The coolest opportunity ever to watch “Battlestar Galactica” has to be watching the show while orbiting the planet called Earth.
Each astronaut gets to select about four different television programs to watch while living aboard the International Space Station, and “BSG” was one of my choices.
There was some downside to watching the show in space, however. First, after seeing battlestars equipped with faster-than-light drives and bristling with laser cannon you can’t help but feel your space station is kind of lame. Second, after a few episodes you start getting the sneaking feeling that at least one of your crewmates is really a Cylon.
Still, there was nothing like watching “BSG” while floating along in zero gravity. First I’d go through the modules turning off all the lights that I could. There would still be a few blinking lights and LEDs on the comm panels and the other equipment, and when the window shutter was open occasionally the earthshine would light up the room with a faint blue glow.
Then I’d float up to the laptop which we used to watch the show.
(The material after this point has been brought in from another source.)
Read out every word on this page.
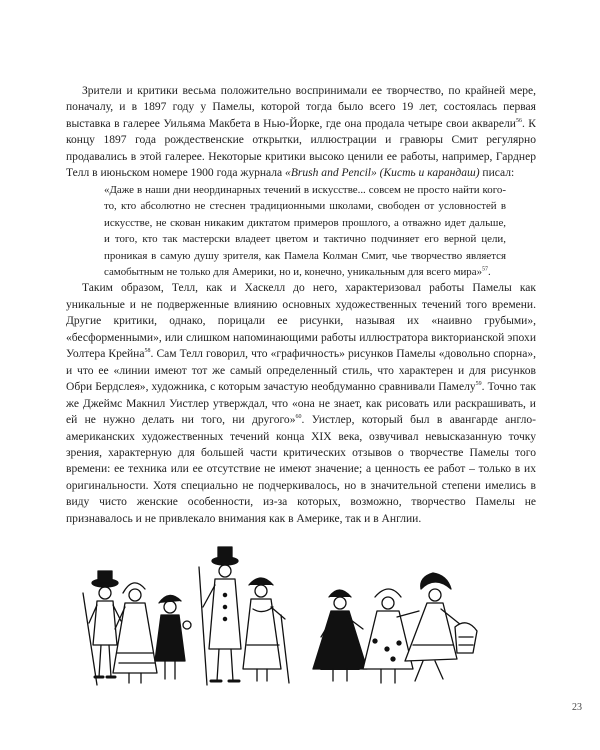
Зрители и критики весьма положительно воспринимали ее творчество, по крайней мере, поначалу, и в 1897 году у Памелы, которой тогда было всего 19 лет, состоялась первая выставка в галерее Уильяма Макбета в Нью-Йорке, где она продала четыре свои акварели$^{56}$. К концу 1897 года рождественские открытки, иллюстрации и гравюры Смит регулярно продавались в этой галерее. Некоторые критики высоко ценили ее работы, например, Гарднер Телл в июньском номере 1900 года журнала «Brush and Pencil» (Кисть и карандаш) писал:

«Даже в наши дни неординарных течений в искусстве... совсем не просто найти кого-то, кто абсолютно не стеснен традиционными школами, свободен от условностей в искусстве, не скован никаким диктатом примеров прошлого, а отважно идет дальше, и того, кто так мастерски владеет цветом и тактично подчиняет его верной цели, проникая в самую душу зрителя, как Памела Колман Смит, чье творчество является самобытным не только для Америки, но и, конечно, уникальным для всего мира»$^{57}$.

Таким образом, Телл, как и Хаскелл до него, характеризовал работы Памелы как уникальные и не подверженные влиянию основных художественных течений того времени. Другие критики, однако, порицали ее рисунки, называя их «наивно грубыми», «бесформенными», или слишком напоминающими работы иллюстратора викторианской эпохи Уолтера Крейна$^{58}$. Сам Телл говорил, что «графичность» рисунков Памелы «довольно спорна», и что ее «линии имеют тот же самый определенный стиль, что характерен и для рисунков Обри Бердслея», художника, с которым зачастую необдуманно сравнивали Памелу$^{59}$. Точно так же Джеймс Макнил Уистлер утверждал, что «она не знает, как рисовать или раскрашивать, и ей не нужно делать ни того, ни другого»$^{60}$. Уистлер, который был в авангарде англо-американских художественных течений конца XIX века, озвучивал невысказанную точку зрения, характерную для большей части критических отзывов о творчестве Памелы того времени: ее техника или ее отсутствие не имеют значение; а ценность ее работ – только в их оригинальности. Хотя специально не подчеркивалось, но в значительной степени имелись в виду чисто женские особенности, из-за которых, возможно, творчество Памелы не признавалось и не привлекало внимания как в Америке, так и в Англии.

23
Holding on gently with my thumb and index finger I’d lose myself in the drama of the struggles of the humans and the Cylons. Surrounded by the sounds of the space station, the humming of the pumps, the whirring of the fans and the clicking of the valves it was easy to blur the line between science fiction and science fact.
I am a fan of science fiction in general and have fond memories of the original “Battlestar Galactica,” having watched it as a kid. But the main thing that appeals to me about the new “BSG” is the way contemporary issues are portrayed as an allegory, with ambiguity and complexity. Issues are not presented in black and white with clear answers; rather, the intention of “BSG” is often to intentionally make the viewer uncomfortable and challenge their assumptions. As an engineer and scientist who strives for objectivity I find that refreshing.
So I kept watching the show throughout my training and my time in space. Watching from Star City, Russia, during training for my mission had also been otherworldly. Star City is a Russian air force base outside Moscow where every cosmonaut, starting with Yuri Gagarin, has trained to fly in space. During the Cold War, the very existence of Star City was a closely guarded secret.
Things have improved recently, but when my commander, Peggy Whitson, and I were there the years of neglect after the collapse of the Soviet Union were evident. The buildings were showing their age. After a long day of training, it was easy to get immersed in “BSG” since the grit and stark functionality of the halls of Star City were so similar to the halls of Galactica. The phones there still had cords, too, like the phones on Galactica.
Later, when Peggy and I were in space together, we had a video conference with Ron Moore and David Eick, the producers of the show. They talked to us about coming full circle since Ron and David were drawn to science fiction by the drama of human spaceflight.
I also told them of one thing that I found very strange about the show for the first time after viewing it from space: It struck me as just wrong that all the characters were walking around the ship like there was still gravity up there. Floating is one of the most pleasurable and fantastic experiences of spaceflight and I cannot believe that any spacefaring people would deny themselves that joy. They explained that it would cost almost as much to simulate zero-gravity on a TV show as it would to go into space for real.
When I got back to Earth, Ron was kind enough to invite me up to Vancouver to visit the set. As my visit approached I was cautioned that there would be some limited nudity on the set that day. I replied that I was perfectly fine with that as long as Dean Stockwell was not involved.
Meeting members of the cast and crew was fantastic and it became immediately clear that the “BSG” team was as closely knit as the team of astronauts and cosmonauts that I had the pleasure of working with in space.
But the coolest part was getting to be a Colonial Marine.
I can’t tell you about the story arc of my character or the complex development of his psyche because — spoiler alert — I get blown to bits about 10 seconds after first appearing onscreen, (but not before one of the other Marines vomits all over me). It was some of the most fun I had ever had!
I was having so much fun I stayed on the set until 1 a.m. This was a bit of a problem since I had a 6 a.m. flight out of Seattle. I drove through the night and went straight to the airport. About 24 hours later, after two flight connections, I found myself in a bar in New York City.
Suddenly it hit me that I had come back to Earth; that trip used to take me about 10 minutes.
Garrett Reisman has been a NASA astronaut since 1998. He completed his first space flight last June, having logged more than three months as a crew member aboard the International Space Station.